Inspired by an Andy Warhol quote, the theme of Mosser's talk at SRU is "ideas," in that everything that people do is an idea, whether that's what to eat for breakfast, a shot selection in tennis or, in Mosser's case, how to create art.

"Ideas and art are all around, you just have to look," Mosser said. "The idea of looking around you and finding something completely fresh and new, if you do that, stuff happens."

According to Mosser, the demonstration at SRU will be "very tactile," as he will ask for audience participation, show samples of his work, create a piece using an SRU logo stencil and, of course, paint with balls on paper, canvas and fabric.

Mosser is no stranger to engaging audiences or the sports world. From 1990-97 he was the Pittsburgh Pirates' mascot, the Pirate Parrot, before becoming a full-time, self-employed artist, commissioned for fine art as well as working with commercial clients.

In addition to his sports murals, some of his most successful commissions include "A Golden Retriever at the Museum," a depiction of his dog, Lucas, staring at a still life painting of a tennis ball, a painting that Mosser said changed his life.

He's sold nearly 400 prints of "A Golden Retriever at the Museum," including 100 in the first five weeks after an image of it went viral. Mosser donated $100 per print to charities including the Animal Rescue League. He has since created other iterations of the painting, including a pink tennis ball for breast cancer awareness.

Mosser has also left his mark in Pittsburgh, where he moved after graduating from Penn State University and growing up in Huntingdon.

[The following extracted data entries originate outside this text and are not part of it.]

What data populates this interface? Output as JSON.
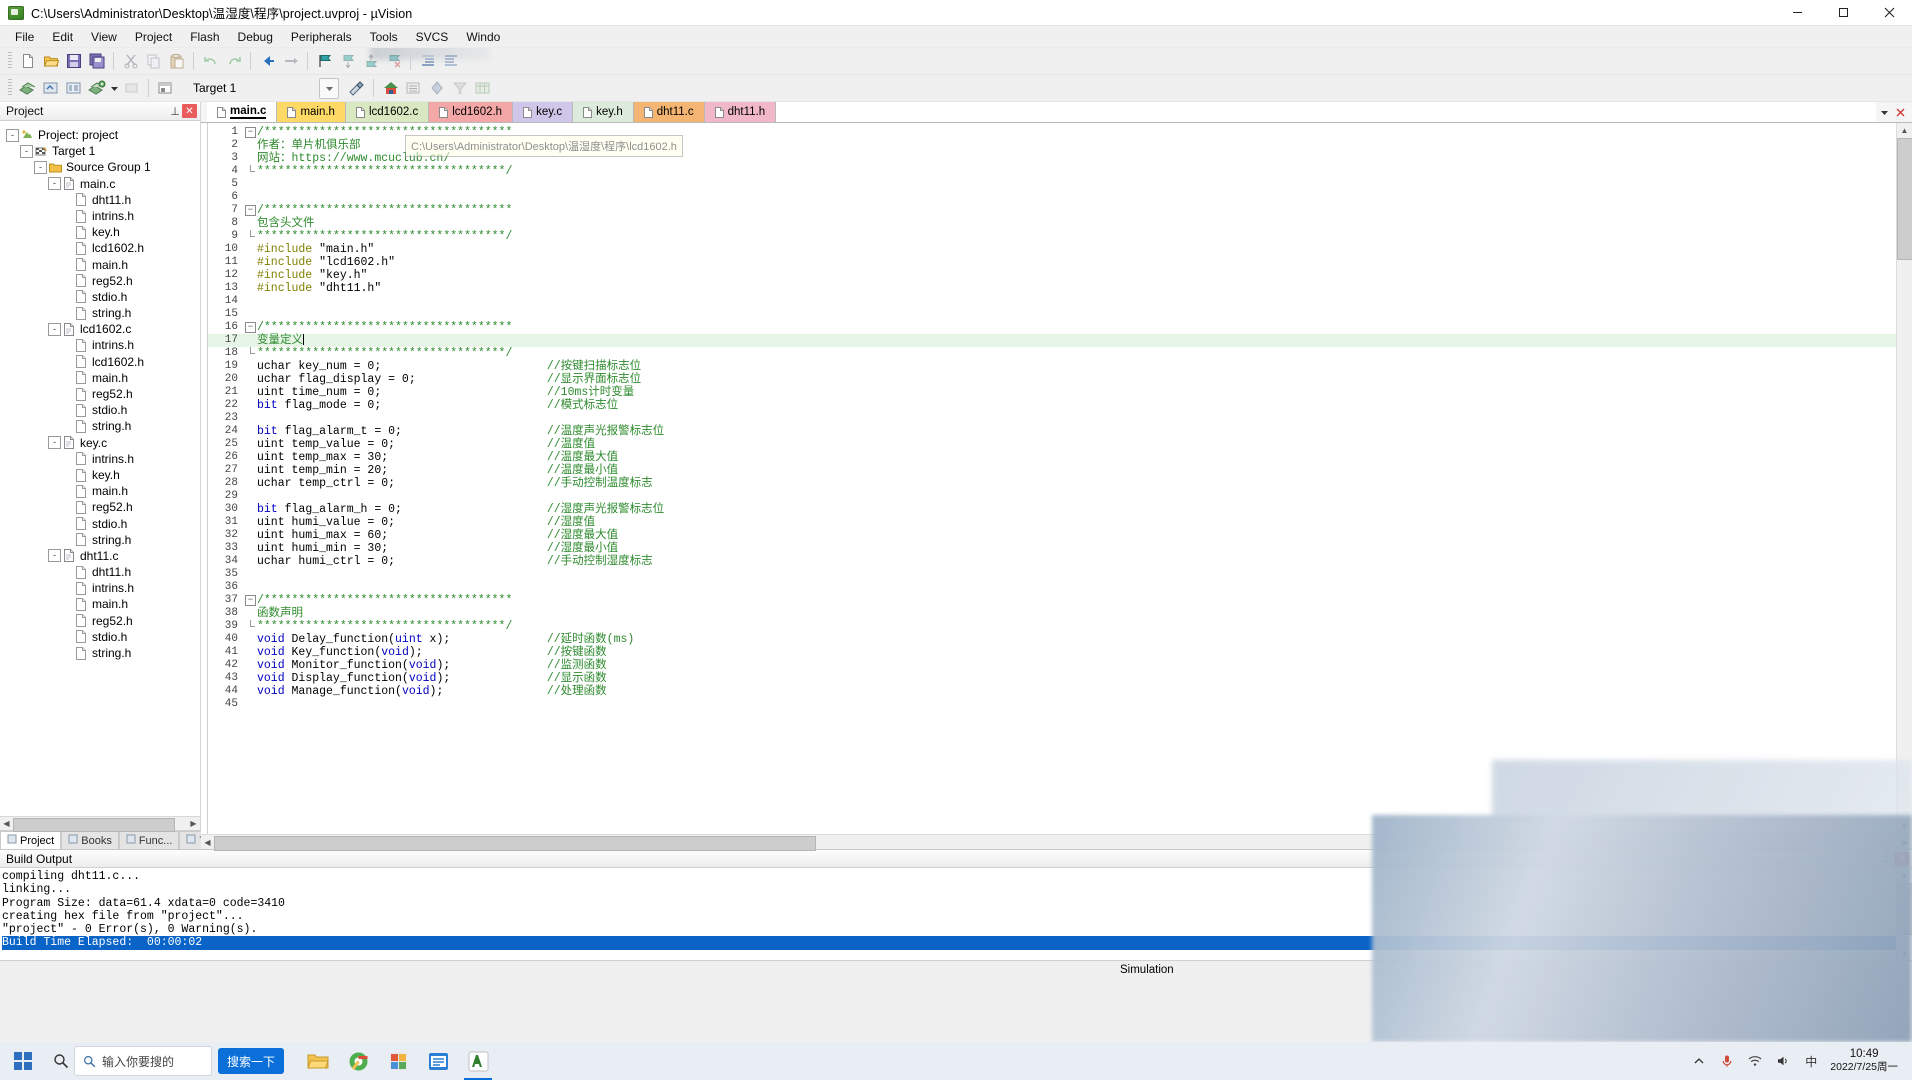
{
  "window": {
    "title": "C:\\Users\\Administrator\\Desktop\\温湿度\\程序\\project.uvproj - µVision",
    "minimize": "—",
    "maximize": "▢",
    "close": "✕"
  },
  "menu": {
    "items": [
      "File",
      "Edit",
      "View",
      "Project",
      "Flash",
      "Debug",
      "Peripherals",
      "Tools",
      "SVCS",
      "Windo"
    ]
  },
  "toolbar2": {
    "target_label": "Target 1"
  },
  "project_pane": {
    "title": "Project",
    "pin": "⊥",
    "close": "✕",
    "tabs": [
      {
        "label": "Project",
        "icon": "project-icon",
        "active": true
      },
      {
        "label": "Books",
        "icon": "books-icon",
        "active": false
      },
      {
        "label": "Func...",
        "icon": "functions-icon",
        "active": false
      },
      {
        "label": "Temp...",
        "icon": "templates-icon",
        "active": false
      }
    ],
    "tree": [
      {
        "label": "Project: project",
        "depth": 0,
        "icon": "project-icon",
        "expander": "-"
      },
      {
        "label": "Target 1",
        "depth": 1,
        "icon": "target-icon",
        "expander": "-"
      },
      {
        "label": "Source Group 1",
        "depth": 2,
        "icon": "folder-icon",
        "expander": "-"
      },
      {
        "label": "main.c",
        "depth": 3,
        "icon": "cfile-icon",
        "expander": "-"
      },
      {
        "label": "dht11.h",
        "depth": 4,
        "icon": "hfile-icon",
        "expander": ""
      },
      {
        "label": "intrins.h",
        "depth": 4,
        "icon": "hfile-icon",
        "expander": ""
      },
      {
        "label": "key.h",
        "depth": 4,
        "icon": "hfile-icon",
        "expander": ""
      },
      {
        "label": "lcd1602.h",
        "depth": 4,
        "icon": "hfile-icon",
        "expander": ""
      },
      {
        "label": "main.h",
        "depth": 4,
        "icon": "hfile-icon",
        "expander": ""
      },
      {
        "label": "reg52.h",
        "depth": 4,
        "icon": "hfile-icon",
        "expander": ""
      },
      {
        "label": "stdio.h",
        "depth": 4,
        "icon": "hfile-icon",
        "expander": ""
      },
      {
        "label": "string.h",
        "depth": 4,
        "icon": "hfile-icon",
        "expander": ""
      },
      {
        "label": "lcd1602.c",
        "depth": 3,
        "icon": "cfile-icon",
        "expander": "-"
      },
      {
        "label": "intrins.h",
        "depth": 4,
        "icon": "hfile-icon",
        "expander": ""
      },
      {
        "label": "lcd1602.h",
        "depth": 4,
        "icon": "hfile-icon",
        "expander": ""
      },
      {
        "label": "main.h",
        "depth": 4,
        "icon": "hfile-icon",
        "expander": ""
      },
      {
        "label": "reg52.h",
        "depth": 4,
        "icon": "hfile-icon",
        "expander": ""
      },
      {
        "label": "stdio.h",
        "depth": 4,
        "icon": "hfile-icon",
        "expander": ""
      },
      {
        "label": "string.h",
        "depth": 4,
        "icon": "hfile-icon",
        "expander": ""
      },
      {
        "label": "key.c",
        "depth": 3,
        "icon": "cfile-icon",
        "expander": "-"
      },
      {
        "label": "intrins.h",
        "depth": 4,
        "icon": "hfile-icon",
        "expander": ""
      },
      {
        "label": "key.h",
        "depth": 4,
        "icon": "hfile-icon",
        "expander": ""
      },
      {
        "label": "main.h",
        "depth": 4,
        "icon": "hfile-icon",
        "expander": ""
      },
      {
        "label": "reg52.h",
        "depth": 4,
        "icon": "hfile-icon",
        "expander": ""
      },
      {
        "label": "stdio.h",
        "depth": 4,
        "icon": "hfile-icon",
        "expander": ""
      },
      {
        "label": "string.h",
        "depth": 4,
        "icon": "hfile-icon",
        "expander": ""
      },
      {
        "label": "dht11.c",
        "depth": 3,
        "icon": "cfile-icon",
        "expander": "-"
      },
      {
        "label": "dht11.h",
        "depth": 4,
        "icon": "hfile-icon",
        "expander": ""
      },
      {
        "label": "intrins.h",
        "depth": 4,
        "icon": "hfile-icon",
        "expander": ""
      },
      {
        "label": "main.h",
        "depth": 4,
        "icon": "hfile-icon",
        "expander": ""
      },
      {
        "label": "reg52.h",
        "depth": 4,
        "icon": "hfile-icon",
        "expander": ""
      },
      {
        "label": "stdio.h",
        "depth": 4,
        "icon": "hfile-icon",
        "expander": ""
      },
      {
        "label": "string.h",
        "depth": 4,
        "icon": "hfile-icon",
        "expander": ""
      }
    ]
  },
  "editor": {
    "tabs": [
      {
        "label": "main.c",
        "color": "#ffffff",
        "active": true
      },
      {
        "label": "main.h",
        "color": "#ffd966",
        "active": false
      },
      {
        "label": "lcd1602.c",
        "color": "#d9e8c0",
        "active": false
      },
      {
        "label": "lcd1602.h",
        "color": "#f4a7a7",
        "active": false
      },
      {
        "label": "key.c",
        "color": "#cfc6ea",
        "active": false
      },
      {
        "label": "key.h",
        "color": "#ddebdd",
        "active": false
      },
      {
        "label": "dht11.c",
        "color": "#f5b572",
        "active": false
      },
      {
        "label": "dht11.h",
        "color": "#f0b8c8",
        "active": false
      }
    ],
    "tooltip": "C:\\Users\\Administrator\\Desktop\\温湿度\\程序\\lcd1602.h",
    "lines": [
      {
        "n": 1,
        "fold": "box-open",
        "code": "/************************************",
        "cls": "cm",
        "cmt": ""
      },
      {
        "n": 2,
        "fold": "bar",
        "code": "作者：单片机俱乐部",
        "cls": "cm",
        "cmt": ""
      },
      {
        "n": 3,
        "fold": "bar",
        "code": "网站：https://www.mcuclub.cn/",
        "cls": "cm",
        "cmt": ""
      },
      {
        "n": 4,
        "fold": "end",
        "code": "************************************/",
        "cls": "cm",
        "cmt": ""
      },
      {
        "n": 5,
        "fold": "",
        "code": "",
        "cls": "cm",
        "cmt": ""
      },
      {
        "n": 6,
        "fold": "",
        "code": "",
        "cls": "cm",
        "cmt": ""
      },
      {
        "n": 7,
        "fold": "box-open",
        "code": "/************************************",
        "cls": "cm",
        "cmt": ""
      },
      {
        "n": 8,
        "fold": "bar",
        "code": "包含头文件",
        "cls": "cm",
        "cmt": ""
      },
      {
        "n": 9,
        "fold": "end",
        "code": "************************************/",
        "cls": "cm",
        "cmt": ""
      },
      {
        "n": 10,
        "fold": "",
        "code": "#include \"main.h\"",
        "cls": "inc",
        "cmt": ""
      },
      {
        "n": 11,
        "fold": "",
        "code": "#include \"lcd1602.h\"",
        "cls": "inc",
        "cmt": ""
      },
      {
        "n": 12,
        "fold": "",
        "code": "#include \"key.h\"",
        "cls": "inc",
        "cmt": ""
      },
      {
        "n": 13,
        "fold": "",
        "code": "#include \"dht11.h\"",
        "cls": "inc",
        "cmt": ""
      },
      {
        "n": 14,
        "fold": "",
        "code": "",
        "cls": "",
        "cmt": ""
      },
      {
        "n": 15,
        "fold": "",
        "code": "",
        "cls": "",
        "cmt": ""
      },
      {
        "n": 16,
        "fold": "box-open",
        "code": "/************************************",
        "cls": "cm",
        "cmt": ""
      },
      {
        "n": 17,
        "fold": "bar",
        "code": "变量定义",
        "cls": "cm",
        "cmt": "",
        "highlight": true,
        "caret": true
      },
      {
        "n": 18,
        "fold": "end",
        "code": "************************************/",
        "cls": "cm",
        "cmt": ""
      },
      {
        "n": 19,
        "fold": "",
        "code": "uchar key_num = 0;",
        "cls": "code",
        "cmt": "//按键扫描标志位"
      },
      {
        "n": 20,
        "fold": "",
        "code": "uchar flag_display = 0;",
        "cls": "code",
        "cmt": "//显示界面标志位"
      },
      {
        "n": 21,
        "fold": "",
        "code": "uint time_num = 0;",
        "cls": "code",
        "cmt": "//10ms计时变量"
      },
      {
        "n": 22,
        "fold": "",
        "code": "bit flag_mode = 0;",
        "cls": "code-kw",
        "cmt": "//模式标志位"
      },
      {
        "n": 23,
        "fold": "",
        "code": "",
        "cls": "",
        "cmt": ""
      },
      {
        "n": 24,
        "fold": "",
        "code": "bit flag_alarm_t = 0;",
        "cls": "code-kw",
        "cmt": "//温度声光报警标志位"
      },
      {
        "n": 25,
        "fold": "",
        "code": "uint temp_value = 0;",
        "cls": "code",
        "cmt": "//温度值"
      },
      {
        "n": 26,
        "fold": "",
        "code": "uint temp_max = 30;",
        "cls": "code",
        "cmt": "//温度最大值"
      },
      {
        "n": 27,
        "fold": "",
        "code": "uint temp_min = 20;",
        "cls": "code",
        "cmt": "//温度最小值"
      },
      {
        "n": 28,
        "fold": "",
        "code": "uchar temp_ctrl = 0;",
        "cls": "code",
        "cmt": "//手动控制温度标志"
      },
      {
        "n": 29,
        "fold": "",
        "code": "",
        "cls": "",
        "cmt": ""
      },
      {
        "n": 30,
        "fold": "",
        "code": "bit flag_alarm_h = 0;",
        "cls": "code-kw",
        "cmt": "//湿度声光报警标志位"
      },
      {
        "n": 31,
        "fold": "",
        "code": "uint humi_value = 0;",
        "cls": "code",
        "cmt": "//湿度值"
      },
      {
        "n": 32,
        "fold": "",
        "code": "uint humi_max = 60;",
        "cls": "code",
        "cmt": "//湿度最大值"
      },
      {
        "n": 33,
        "fold": "",
        "code": "uint humi_min = 30;",
        "cls": "code",
        "cmt": "//湿度最小值"
      },
      {
        "n": 34,
        "fold": "",
        "code": "uchar humi_ctrl = 0;",
        "cls": "code",
        "cmt": "//手动控制湿度标志"
      },
      {
        "n": 35,
        "fold": "",
        "code": "",
        "cls": "",
        "cmt": ""
      },
      {
        "n": 36,
        "fold": "",
        "code": "",
        "cls": "",
        "cmt": ""
      },
      {
        "n": 37,
        "fold": "box-open",
        "code": "/************************************",
        "cls": "cm",
        "cmt": ""
      },
      {
        "n": 38,
        "fold": "bar",
        "code": "函数声明",
        "cls": "cm",
        "cmt": ""
      },
      {
        "n": 39,
        "fold": "end",
        "code": "************************************/",
        "cls": "cm",
        "cmt": ""
      },
      {
        "n": 40,
        "fold": "",
        "code": "void Delay_function(uint x);",
        "cls": "proto",
        "cmt": "//延时函数(ms)"
      },
      {
        "n": 41,
        "fold": "",
        "code": "void Key_function(void);",
        "cls": "proto",
        "cmt": "//按键函数"
      },
      {
        "n": 42,
        "fold": "",
        "code": "void Monitor_function(void);",
        "cls": "proto",
        "cmt": "//监测函数"
      },
      {
        "n": 43,
        "fold": "",
        "code": "void Display_function(void);",
        "cls": "proto",
        "cmt": "//显示函数"
      },
      {
        "n": 44,
        "fold": "",
        "code": "void Manage_function(void);",
        "cls": "proto",
        "cmt": "//处理函数"
      },
      {
        "n": 45,
        "fold": "",
        "code": "",
        "cls": "",
        "cmt": ""
      }
    ]
  },
  "build_output": {
    "title": "Build Output",
    "lines": [
      {
        "text": "compiling dht11.c...",
        "selected": false
      },
      {
        "text": "linking...",
        "selected": false
      },
      {
        "text": "Program Size: data=61.4 xdata=0 code=3410",
        "selected": false
      },
      {
        "text": "creating hex file from \"project\"...",
        "selected": false
      },
      {
        "text": "\"project\" - 0 Error(s), 0 Warning(s).",
        "selected": false
      },
      {
        "text": "Build Time Elapsed:  00:00:02",
        "selected": true
      }
    ]
  },
  "statusbar": {
    "simulation": "Simulation"
  },
  "taskbar": {
    "search_placeholder": "输入你要搜的",
    "search_button": "搜索一下",
    "clock_time": "10:49",
    "clock_date": "2022/7/25周一",
    "ime": "中"
  },
  "colors": {
    "accent": "#0a6fd8",
    "selection": "#0a64c8",
    "comment": "#2e8b2e",
    "keyword": "#0000c0",
    "preprocessor": "#808000",
    "highlight_line": "#e7f5e7"
  }
}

The mural "The Two Andys," created in 2005 with Sarah Zeffiro and located on the side of a downtown building on Strawberry Way in Pittsburgh, is a playful reimagining of city icons Andy Warhol and Andrew Carnegie sitting side-by-side in a beauty salon under hair dryers while getting makeovers.

Mosser hopes his appearance at SRU will inspire artists as well as anyone else with ideas to pursue.

"It's not a question of whether people have good ideas, it's whether or not they act on them," Mosser said. "You don't have to make a living as an artist, but you can still have creative thinking in your life."